A second law gives new teachers and guidance counselors a better understanding of career awareness, employability skills, and today’s career and technical education programs. The days of tracking students who were not academically inclined into vo-tech programs are over, and educators need to emphasize that all learning is ultimately preparation for a successful career.
Career and technical education helps all types of students: those who want rigorous academics and even college credits in a particular career area, those seeking employer-recognized certifications, and those searching for a career pathway that will unlock new opportunities. Guidance counselors should understand all of these options, and now they will.
In the past year, New Jersey has joined 16 other states in a national career-readiness initiative designed to engage employers and expand career programs that lead to industry credentials and college degrees. Meanwhile, the State Board of Education has adopted a set of career-ready practices that will be incorporated into the public school curriculum at all grade levels.
A third new law encourages all school districts and public colleges to develop dual enrollment agreements that will provide college-level instruction – and in many cases, college credits – to high school students.

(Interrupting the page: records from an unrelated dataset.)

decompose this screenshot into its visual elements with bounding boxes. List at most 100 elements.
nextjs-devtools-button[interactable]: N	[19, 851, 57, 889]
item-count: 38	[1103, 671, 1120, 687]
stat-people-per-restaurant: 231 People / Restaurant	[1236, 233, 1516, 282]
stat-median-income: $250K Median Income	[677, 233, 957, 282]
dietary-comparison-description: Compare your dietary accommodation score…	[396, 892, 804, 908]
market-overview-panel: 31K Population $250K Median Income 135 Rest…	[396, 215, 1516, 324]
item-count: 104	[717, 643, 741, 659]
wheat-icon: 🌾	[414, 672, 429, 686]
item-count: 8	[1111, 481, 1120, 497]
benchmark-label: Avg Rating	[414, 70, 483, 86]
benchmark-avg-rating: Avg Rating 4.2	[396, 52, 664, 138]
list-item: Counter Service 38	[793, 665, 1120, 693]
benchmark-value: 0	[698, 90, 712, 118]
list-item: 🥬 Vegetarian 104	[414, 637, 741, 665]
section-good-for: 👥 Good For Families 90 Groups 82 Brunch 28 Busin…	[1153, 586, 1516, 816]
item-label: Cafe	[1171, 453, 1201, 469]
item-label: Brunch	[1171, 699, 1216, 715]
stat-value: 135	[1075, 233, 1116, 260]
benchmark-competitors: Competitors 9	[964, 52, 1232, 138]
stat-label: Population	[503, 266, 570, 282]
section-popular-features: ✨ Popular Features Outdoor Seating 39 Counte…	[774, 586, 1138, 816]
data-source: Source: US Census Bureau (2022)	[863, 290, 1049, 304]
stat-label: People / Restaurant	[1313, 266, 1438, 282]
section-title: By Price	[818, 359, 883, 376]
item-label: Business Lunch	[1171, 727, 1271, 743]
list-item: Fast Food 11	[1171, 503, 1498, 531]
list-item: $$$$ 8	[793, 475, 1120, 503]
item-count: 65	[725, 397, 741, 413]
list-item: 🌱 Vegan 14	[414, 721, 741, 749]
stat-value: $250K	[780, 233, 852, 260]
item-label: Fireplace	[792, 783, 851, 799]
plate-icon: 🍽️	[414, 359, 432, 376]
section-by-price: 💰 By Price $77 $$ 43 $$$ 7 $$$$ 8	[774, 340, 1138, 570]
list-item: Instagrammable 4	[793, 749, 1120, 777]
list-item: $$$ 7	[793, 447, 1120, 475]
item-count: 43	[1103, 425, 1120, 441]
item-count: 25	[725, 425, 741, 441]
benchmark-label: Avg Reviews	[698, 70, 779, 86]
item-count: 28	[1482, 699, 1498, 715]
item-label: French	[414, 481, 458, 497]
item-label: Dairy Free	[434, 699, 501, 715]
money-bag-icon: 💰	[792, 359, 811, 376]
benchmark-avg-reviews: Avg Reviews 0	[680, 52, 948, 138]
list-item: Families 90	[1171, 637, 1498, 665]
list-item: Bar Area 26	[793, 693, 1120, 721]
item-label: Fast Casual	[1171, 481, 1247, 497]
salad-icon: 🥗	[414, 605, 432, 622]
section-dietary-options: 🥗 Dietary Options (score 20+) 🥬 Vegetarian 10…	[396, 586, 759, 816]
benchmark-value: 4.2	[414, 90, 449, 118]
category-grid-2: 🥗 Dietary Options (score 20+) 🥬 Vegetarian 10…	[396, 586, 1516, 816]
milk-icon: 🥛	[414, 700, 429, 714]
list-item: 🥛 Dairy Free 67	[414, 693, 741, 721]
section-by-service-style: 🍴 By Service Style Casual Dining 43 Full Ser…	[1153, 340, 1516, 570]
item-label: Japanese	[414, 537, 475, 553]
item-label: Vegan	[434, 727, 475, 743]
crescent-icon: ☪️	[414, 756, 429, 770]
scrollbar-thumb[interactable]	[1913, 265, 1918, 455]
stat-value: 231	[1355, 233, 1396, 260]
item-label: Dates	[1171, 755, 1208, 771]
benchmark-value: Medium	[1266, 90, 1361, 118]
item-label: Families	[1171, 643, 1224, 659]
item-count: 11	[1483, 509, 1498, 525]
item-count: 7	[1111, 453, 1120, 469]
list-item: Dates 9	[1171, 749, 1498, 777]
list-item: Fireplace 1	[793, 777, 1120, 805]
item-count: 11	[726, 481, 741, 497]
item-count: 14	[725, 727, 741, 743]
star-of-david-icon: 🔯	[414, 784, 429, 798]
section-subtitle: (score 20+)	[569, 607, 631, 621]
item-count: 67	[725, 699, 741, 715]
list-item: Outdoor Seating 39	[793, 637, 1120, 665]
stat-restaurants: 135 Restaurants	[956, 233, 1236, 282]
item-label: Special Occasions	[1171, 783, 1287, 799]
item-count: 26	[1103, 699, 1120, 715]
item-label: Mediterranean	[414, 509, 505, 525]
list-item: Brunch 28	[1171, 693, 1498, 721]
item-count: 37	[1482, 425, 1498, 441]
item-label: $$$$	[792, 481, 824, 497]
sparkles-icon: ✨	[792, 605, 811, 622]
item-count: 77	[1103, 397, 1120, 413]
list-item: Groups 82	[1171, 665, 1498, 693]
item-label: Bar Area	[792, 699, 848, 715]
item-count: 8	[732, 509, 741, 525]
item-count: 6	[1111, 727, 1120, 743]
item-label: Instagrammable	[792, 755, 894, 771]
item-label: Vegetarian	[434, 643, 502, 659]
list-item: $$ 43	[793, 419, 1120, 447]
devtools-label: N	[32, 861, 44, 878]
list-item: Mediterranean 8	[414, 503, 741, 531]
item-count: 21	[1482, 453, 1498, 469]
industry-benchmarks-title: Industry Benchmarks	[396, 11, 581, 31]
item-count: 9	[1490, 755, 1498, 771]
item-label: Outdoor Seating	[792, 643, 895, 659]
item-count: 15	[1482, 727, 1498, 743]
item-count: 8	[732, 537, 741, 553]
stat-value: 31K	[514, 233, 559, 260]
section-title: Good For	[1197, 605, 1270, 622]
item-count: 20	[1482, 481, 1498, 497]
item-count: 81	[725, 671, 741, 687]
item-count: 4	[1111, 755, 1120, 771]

County vocational-technical schools already have dual credit agreements with more than 40 New Jersey colleges and universities. Earning college credits while in high school expands access to higher education and reduces the time and cost of a degree. It also challenges students and improves college completion rates.
The school-funding formula adopted in 2008 addressed some serious equity problems, but in the process eliminated funding for adult high schools and post-secondary programs for adults at county vocational-technical schools.
That forced many vocational-technical schools to scale back or close their adult programs, dramatically reducing learning opportunities for young adults and others lacking a high school diploma or job skills, and those looking to launch new careers.
This year, the Legislature restored $4 million for adult high schools and adult CTE programs at county vocational-technical schools and certain other entities offering these programs. It’s a great first step in meeting employer needs and improving access to affordable, quality career and technical education to adults who need it most.
A keystone of the CTE bill package created a $3 million grant initiative to encourage county vocational-technical schools to develop innovative new programs in partnership with local employers, other school districts, and colleges and universities.
Seven county vocational school districts received grants to fund some of the most exciting new high school CTE opportunities in the country: a computer science and software engineering academy, three new partnerships with county colleges focused on advanced manufacturing and engineering, two law-enforcement and public-safety academies, and a local high school’s first CTE program in culinary arts.
And this progress will continue this year, thanks to the Legislature’s inclusion of an additional $3 million in the budget for more programs to open this fall.
That is quite a list of CTE accomplishments to celebrate this year.
It happened because New Jersey legislators, the administration, education and business leaders, and county officials all understand that career readiness is everybody’s business. An investment in career and technical education benefits all types of students and the state’s economic future as well.